Chihiro Intelligent Gaoyang: RobotGPT-1 stage has arrived, 4 years later to reach the 3.5 stage | MEET 2025

#News ·2025-01-06

My definition of embodied intelligence is very simple, is to help humans do all kinds of things, such as helping our grandparents care for the elderly.

……

It doesn't make sense to define the L1-L5 level of embodied intelligence right now, the core criterion is what practical problems our robots can solve.

The trend of embodied intelligence is hot, and there are not many people who dare to assert it, and Gao Yang is one.

图片

He is an assistant professor at the Institute of Cross-Informatics at Tsinghua University, and received his PhD from the University of California, Berkeley, where he completed postdoctoral research with Pieter Abbeel and others. At present, he heads the Embodied Vision and Robotics (EVAR Lab), which focuses on empowering robots with artificial intelligence technology and is committed to creating a general embodied intelligence framework, and the ViLa algorithm proposed by him is adopted by Figure AI.

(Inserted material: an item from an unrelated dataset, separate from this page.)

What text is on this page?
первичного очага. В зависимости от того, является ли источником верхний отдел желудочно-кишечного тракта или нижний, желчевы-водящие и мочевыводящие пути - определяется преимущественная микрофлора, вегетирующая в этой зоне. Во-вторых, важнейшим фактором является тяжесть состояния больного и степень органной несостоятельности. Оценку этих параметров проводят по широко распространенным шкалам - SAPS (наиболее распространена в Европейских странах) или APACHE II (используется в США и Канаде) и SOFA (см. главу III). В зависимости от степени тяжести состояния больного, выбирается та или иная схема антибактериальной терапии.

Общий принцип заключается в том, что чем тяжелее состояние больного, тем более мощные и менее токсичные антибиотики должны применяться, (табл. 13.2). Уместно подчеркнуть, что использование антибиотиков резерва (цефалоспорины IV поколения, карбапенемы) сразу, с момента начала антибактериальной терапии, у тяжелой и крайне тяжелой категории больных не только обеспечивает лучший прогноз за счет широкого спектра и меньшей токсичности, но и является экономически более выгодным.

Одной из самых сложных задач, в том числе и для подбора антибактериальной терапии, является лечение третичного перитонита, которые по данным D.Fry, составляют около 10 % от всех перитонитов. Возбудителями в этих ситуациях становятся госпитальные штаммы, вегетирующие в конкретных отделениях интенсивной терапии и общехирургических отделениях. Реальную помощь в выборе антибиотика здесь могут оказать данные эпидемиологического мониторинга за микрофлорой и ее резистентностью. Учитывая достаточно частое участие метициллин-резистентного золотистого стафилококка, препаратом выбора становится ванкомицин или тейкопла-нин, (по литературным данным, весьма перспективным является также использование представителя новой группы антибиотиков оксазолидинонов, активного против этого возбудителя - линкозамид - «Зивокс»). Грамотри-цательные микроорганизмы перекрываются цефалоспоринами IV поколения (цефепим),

In 2024, Gao Yang co-founded Chianxun Intelligence, an embodied intelligence company. This company is also known as the Chinese version of Figure 01,1 year to quickly complete three rounds of financing, including seed round + angel round 200 million.

At MEET 2025 Intelligent Future Conference, Qubit invited Dr. Gao Yang to deeply discuss the development status and future of embodied intelligence, from the dimensions of model architecture, data, and industrial landing.

Core idea

  • The definition of embodied intelligence is that robots can do all kinds of things for us.
  • The maturity of AI and robot manufacturing has spawned the embodied intelligence industry.
  • Embodied intelligence should reduce the dependence on manual data collection.
  • It doesn't make sense to define embodied intelligence L1-L5 right now, and it will stay at L2.99 for a long time.
  • We have reached phase 1.0 of RobotGPT and the principle is established; After 4 years you can reach the RobotGPT-3.5 stage.
  • The hope is that 10 percent of the world's population will have their own robot in 10 years.

(In order to better present Gao Yang's point of view, qubits are combed as follows on the basis of not changing the original meaning)

In 10 years, 10% of humanity will have their own robot

Qubits: How do you define embodied intelligence?

Gao Yang: I think this is a very intuitive question.

Once when I was giving a talk on embodied intelligence, an old woman, probably 60 or 70 years old, listened to me a lot and asked me when the robot would support her.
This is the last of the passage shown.